Life following Jesus, his ways, his values, has been fruitful and exciting. I have discovered the rewards of making progress in being compassionate, caring, forgiving, prayerful and serving. I am happy, content, at peace with God and myself. And for me, that is good, very good. I wouldn’t have it any other way. Now, when I occasionally decide to give my way another try, it doesn’t take very long to realize I am on the wrong road and make a turn or two and get on the right one again. The experience gained through the years has been good. It has been quite a pilgrimage, but worth it in the long run. Today I am grateful to God even for all the goofs I’ve made because they have led to where things are today. How do you see this in your life?
Saturday of the Fourth Week of Lent, March 8, 2008 (John 7: 40-53)
Today’s Gospel selection is kind of a follow up on what we said yesterday. When I was writing yesterday’s homily, I did not look ahead to see what today’s Gospel was about. I usually do not do this. And it is amazing how so often the thoughts on one Gospel are reinforced by the following one.
There are all kinds of people in this world, a real menagerie, and all are at different points and places in their beliefs and ideas about Jesus, who he is and what part he plays in their lives. And I am a part of all this. Perhaps no two of us are on exactly the same page.
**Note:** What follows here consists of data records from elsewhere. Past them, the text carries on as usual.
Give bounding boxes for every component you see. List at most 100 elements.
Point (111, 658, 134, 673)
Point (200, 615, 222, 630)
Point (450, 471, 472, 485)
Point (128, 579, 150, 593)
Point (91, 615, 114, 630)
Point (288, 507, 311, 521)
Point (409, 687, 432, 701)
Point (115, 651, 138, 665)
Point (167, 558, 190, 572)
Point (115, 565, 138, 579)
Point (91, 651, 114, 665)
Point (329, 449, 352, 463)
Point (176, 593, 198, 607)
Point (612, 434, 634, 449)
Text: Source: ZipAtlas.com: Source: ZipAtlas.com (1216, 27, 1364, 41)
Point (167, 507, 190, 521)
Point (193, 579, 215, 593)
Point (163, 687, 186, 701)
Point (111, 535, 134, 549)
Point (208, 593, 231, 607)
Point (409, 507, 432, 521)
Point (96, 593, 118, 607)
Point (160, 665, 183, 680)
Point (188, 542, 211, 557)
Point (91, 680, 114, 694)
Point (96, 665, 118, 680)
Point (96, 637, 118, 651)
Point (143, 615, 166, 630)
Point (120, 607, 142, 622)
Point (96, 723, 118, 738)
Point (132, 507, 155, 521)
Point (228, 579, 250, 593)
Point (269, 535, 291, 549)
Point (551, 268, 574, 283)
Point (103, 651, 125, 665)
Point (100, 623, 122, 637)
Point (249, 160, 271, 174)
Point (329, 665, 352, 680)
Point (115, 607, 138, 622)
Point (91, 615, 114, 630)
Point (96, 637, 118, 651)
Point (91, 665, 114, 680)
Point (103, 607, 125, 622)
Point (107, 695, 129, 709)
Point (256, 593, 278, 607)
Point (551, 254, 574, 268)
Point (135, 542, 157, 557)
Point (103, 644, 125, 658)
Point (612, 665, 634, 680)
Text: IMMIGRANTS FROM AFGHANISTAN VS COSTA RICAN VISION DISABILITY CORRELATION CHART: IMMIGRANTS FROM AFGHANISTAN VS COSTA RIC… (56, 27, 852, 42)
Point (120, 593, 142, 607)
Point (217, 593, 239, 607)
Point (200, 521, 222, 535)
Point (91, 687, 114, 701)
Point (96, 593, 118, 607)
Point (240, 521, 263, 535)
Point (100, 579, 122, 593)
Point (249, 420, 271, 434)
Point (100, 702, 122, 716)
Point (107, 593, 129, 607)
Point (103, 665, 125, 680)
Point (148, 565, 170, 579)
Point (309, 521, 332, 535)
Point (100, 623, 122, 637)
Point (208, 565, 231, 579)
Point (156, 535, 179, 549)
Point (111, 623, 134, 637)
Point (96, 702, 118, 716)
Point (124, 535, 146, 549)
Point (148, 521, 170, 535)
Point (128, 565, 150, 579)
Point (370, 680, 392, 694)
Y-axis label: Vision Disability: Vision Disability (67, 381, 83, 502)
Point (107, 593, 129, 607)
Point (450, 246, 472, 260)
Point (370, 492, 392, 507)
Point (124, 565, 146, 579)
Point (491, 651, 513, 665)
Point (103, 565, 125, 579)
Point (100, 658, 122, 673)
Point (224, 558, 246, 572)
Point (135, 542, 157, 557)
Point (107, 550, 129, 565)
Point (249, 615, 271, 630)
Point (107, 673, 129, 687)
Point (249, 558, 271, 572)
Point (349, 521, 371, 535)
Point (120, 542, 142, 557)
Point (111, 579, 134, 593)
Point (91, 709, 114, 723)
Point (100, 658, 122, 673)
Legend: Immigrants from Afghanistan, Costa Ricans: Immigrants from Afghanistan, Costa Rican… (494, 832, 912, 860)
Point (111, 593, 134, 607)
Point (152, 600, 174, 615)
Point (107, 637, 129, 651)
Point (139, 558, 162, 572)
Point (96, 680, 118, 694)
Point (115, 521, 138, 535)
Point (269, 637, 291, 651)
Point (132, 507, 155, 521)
I know no two of us are alike. We are all unique. I think it is important to realize this. Sometimes, in talking to others and interacting with them, I presume they are on the same page I am on. That is a dangerous presumption and almost never true. This is where patience and acceptance and tolerance come into the picture. I have come to realize I cannot become angry and frustrated because all people are not coming from where I am coming from. We are all different and I must remember that.
Lord, help me to be patient, kind and accepting to those who disagree with my point of view and help them be patient and kind and accepting of me.